Recebeu-nos com um boa tarde e uma boa disposição fora do comum. Deu-nos confiança e fez-nos querer ficar a ouvir a sua história.

Fernando Manuel da Silva Afonso, natural de Odemira, tem 59 anos e vive nas ruas há mais de duas décadas. É do Sporting desde pequenino, sem esquecer o seu clube do coração: o Farense! Em tempos, foi pasteleiro no hotel Atlantis em Vilamoura. Quando questionado acerca do álcool, Fernandinho disse que, “isso faz mal… mas passo tanto tempo sozinho que acaba por ser a minha única companhia”.

Passou alguém e deixou-lhe uma moeda. O Fernandinho agradeceu fazendo uma reza à sua maneira. Percebemos que ele não o fazia apenas com alguns, mas com todos aqueles que o ajudavam.

Fernandinho contou-nos o seu dia-a-dia

Foi com a sua simpatia e  simplicidade que nos foi contando um pouco do seu dia-a-dia. “Às 10 horas vou comer qualquer coisa ao CASA (Centro de Apoio aos Sem Abrigo). Depois venho para o cemitério e estou aqui até à hora do almoço. A seguir vou até ao mini preço e vejo se consigo comer um bolinho e depois volto para aqui até às 17:30 horas. A seguir vou para o hospital”, respondeu Fernando Afonso.

Fernando diz que tem muitos amigos e que sabe quem o ajuda e quem quer ajudar. É feliz. Nota-se na sua expressão e maneira de estar, no entanto as suas noites nem sempre o são. “Uma vez expulsaram-me [outros sem-abrigo], empurraram-me, bateram-me e atiraram-me com pedras. Outras vezes, vou guardar comida e roupa que os amigos me dão atrás de uns caixotes do lixo e depois roubam-me. Roubam-me tudo”, desabafou o ex-pasteleiro.

Contou-nos que o seu maior sonho não era ter um carro nem uma mulher bonita, mas sim um teto para morar. “Eu não durmo. Descanso… Eu gostava de ter um teto, de conseguir dormir numa casa… eu, ou durmo nos bancos do jardim ou nos bancos das urgências do hospital”.

O POSTAL decidiu apoiar Fernando com alguns alimentos

O POSTAL ficou sensibilizado com a situação e decidiu contribuir com alguns alimentos. No final, depois de lhe mostrarmos tudo o que havíamos comprado, o Fernandinho abriu o saco que tinha consigo, tirou uma boneca e disse: “Encontrei-a ao pé de uma árvore. Tomem”. Um gesto simples, no qual o senhor Fernando ofereceu a única coisa que trazia consigo.

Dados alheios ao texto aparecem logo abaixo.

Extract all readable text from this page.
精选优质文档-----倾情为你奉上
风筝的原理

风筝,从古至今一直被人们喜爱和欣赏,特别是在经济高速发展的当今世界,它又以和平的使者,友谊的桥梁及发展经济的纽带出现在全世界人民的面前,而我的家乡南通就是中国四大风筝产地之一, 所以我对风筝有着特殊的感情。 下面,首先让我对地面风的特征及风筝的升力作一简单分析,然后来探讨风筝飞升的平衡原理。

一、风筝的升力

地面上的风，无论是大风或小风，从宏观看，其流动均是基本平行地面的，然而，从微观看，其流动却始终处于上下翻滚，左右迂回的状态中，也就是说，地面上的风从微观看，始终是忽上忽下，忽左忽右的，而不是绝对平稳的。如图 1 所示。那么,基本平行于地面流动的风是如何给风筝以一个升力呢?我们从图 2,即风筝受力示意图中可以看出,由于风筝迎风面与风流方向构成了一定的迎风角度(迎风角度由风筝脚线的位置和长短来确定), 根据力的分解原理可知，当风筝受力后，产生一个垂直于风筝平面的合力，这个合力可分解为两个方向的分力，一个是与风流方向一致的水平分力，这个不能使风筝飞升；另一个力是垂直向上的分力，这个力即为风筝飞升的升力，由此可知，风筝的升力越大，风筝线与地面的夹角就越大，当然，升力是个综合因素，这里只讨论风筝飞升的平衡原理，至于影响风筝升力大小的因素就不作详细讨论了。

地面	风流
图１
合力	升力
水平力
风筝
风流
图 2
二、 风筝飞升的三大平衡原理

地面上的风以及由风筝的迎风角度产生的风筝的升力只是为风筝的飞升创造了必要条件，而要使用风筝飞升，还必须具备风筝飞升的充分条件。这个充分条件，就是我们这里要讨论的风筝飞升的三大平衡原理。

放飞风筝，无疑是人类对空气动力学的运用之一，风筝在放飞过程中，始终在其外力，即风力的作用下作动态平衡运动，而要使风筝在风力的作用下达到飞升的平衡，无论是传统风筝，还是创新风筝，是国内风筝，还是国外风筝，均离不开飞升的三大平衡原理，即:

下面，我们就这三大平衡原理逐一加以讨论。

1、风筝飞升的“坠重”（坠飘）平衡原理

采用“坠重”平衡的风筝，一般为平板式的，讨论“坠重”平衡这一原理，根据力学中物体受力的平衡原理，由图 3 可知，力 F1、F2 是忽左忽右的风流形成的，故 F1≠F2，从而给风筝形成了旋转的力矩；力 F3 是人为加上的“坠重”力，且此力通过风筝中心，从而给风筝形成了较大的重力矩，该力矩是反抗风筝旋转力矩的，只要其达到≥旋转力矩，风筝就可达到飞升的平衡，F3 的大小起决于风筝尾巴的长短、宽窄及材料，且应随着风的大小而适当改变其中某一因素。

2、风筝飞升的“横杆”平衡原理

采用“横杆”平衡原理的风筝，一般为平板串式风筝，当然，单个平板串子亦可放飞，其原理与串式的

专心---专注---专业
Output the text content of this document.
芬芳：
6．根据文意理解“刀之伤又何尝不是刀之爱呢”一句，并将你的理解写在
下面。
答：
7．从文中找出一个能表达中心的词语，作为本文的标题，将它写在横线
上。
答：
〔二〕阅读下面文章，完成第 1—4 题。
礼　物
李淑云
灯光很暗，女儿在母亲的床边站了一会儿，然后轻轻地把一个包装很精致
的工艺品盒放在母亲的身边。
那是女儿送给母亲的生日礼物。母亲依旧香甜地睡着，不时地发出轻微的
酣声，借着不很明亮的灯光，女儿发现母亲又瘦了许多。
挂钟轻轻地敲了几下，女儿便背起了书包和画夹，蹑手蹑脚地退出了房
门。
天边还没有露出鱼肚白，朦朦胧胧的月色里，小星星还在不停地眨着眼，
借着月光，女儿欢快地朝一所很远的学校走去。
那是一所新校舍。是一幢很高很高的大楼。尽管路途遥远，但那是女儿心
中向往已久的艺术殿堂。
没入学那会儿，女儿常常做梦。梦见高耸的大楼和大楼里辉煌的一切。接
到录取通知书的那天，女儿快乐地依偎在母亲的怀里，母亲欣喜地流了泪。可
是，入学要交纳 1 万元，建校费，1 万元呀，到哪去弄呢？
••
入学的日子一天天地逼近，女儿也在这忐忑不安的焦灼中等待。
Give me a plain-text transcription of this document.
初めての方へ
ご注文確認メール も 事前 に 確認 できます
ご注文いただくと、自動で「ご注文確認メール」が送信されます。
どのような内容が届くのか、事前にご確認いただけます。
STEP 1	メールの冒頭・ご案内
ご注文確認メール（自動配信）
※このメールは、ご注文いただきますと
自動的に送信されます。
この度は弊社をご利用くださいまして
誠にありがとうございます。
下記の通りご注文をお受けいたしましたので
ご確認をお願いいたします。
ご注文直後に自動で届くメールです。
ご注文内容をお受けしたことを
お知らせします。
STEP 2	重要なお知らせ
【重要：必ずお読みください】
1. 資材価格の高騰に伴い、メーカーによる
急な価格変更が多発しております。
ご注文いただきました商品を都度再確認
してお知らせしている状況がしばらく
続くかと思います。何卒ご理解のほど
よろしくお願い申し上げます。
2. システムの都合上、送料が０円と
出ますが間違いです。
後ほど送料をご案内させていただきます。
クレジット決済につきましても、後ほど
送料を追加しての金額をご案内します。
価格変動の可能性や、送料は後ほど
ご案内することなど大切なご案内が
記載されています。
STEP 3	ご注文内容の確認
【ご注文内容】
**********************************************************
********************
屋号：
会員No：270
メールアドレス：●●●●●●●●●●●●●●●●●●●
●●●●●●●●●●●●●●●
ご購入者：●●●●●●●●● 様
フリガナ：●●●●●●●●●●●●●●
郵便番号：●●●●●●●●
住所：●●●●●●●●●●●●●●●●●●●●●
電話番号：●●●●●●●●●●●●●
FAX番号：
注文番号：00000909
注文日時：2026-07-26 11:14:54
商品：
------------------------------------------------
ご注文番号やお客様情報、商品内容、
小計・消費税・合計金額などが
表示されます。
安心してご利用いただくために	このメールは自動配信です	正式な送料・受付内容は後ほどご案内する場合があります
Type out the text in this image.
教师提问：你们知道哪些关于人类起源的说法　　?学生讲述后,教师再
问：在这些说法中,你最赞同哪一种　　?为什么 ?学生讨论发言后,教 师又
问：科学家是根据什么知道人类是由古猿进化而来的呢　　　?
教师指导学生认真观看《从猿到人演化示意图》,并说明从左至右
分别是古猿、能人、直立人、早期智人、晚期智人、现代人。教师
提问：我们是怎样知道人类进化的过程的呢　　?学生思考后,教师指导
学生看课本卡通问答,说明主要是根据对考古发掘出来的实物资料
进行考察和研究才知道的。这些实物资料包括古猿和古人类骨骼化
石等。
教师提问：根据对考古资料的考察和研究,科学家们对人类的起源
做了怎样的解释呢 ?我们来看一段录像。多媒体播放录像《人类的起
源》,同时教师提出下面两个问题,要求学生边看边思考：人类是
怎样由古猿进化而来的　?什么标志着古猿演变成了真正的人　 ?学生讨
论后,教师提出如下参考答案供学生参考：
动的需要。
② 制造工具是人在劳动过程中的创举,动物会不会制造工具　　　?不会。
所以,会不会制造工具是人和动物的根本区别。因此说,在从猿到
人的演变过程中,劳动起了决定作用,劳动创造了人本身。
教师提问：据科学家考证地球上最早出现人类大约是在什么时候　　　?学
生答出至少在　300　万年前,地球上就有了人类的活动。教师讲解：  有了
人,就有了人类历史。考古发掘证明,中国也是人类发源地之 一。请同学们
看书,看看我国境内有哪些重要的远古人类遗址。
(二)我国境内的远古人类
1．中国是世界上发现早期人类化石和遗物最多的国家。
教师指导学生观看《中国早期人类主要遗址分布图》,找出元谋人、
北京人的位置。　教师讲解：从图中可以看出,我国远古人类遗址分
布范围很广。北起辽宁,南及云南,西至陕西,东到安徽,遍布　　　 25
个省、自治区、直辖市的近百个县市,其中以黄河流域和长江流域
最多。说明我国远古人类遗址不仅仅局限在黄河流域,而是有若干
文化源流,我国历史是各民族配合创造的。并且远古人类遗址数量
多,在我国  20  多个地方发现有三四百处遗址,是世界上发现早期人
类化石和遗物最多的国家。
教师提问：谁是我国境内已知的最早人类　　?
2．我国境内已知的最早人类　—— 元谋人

Ao despedir-se, o Fernandinho pediu-nos para voltarmos dizendo “estou sempre aqui, voltem sempre que quiserem. E se eu já cá não estiver é porque já me mataram…”.

Apesar de toda a sua história, ele não deixa que o seu destino e que os dissabores da vida o dominem. Isto é visível na sua forma de viver e de estar com os que o rodeiam. Fernando transmite uma energia contagiante, que nos inspira a ser mais e melhor.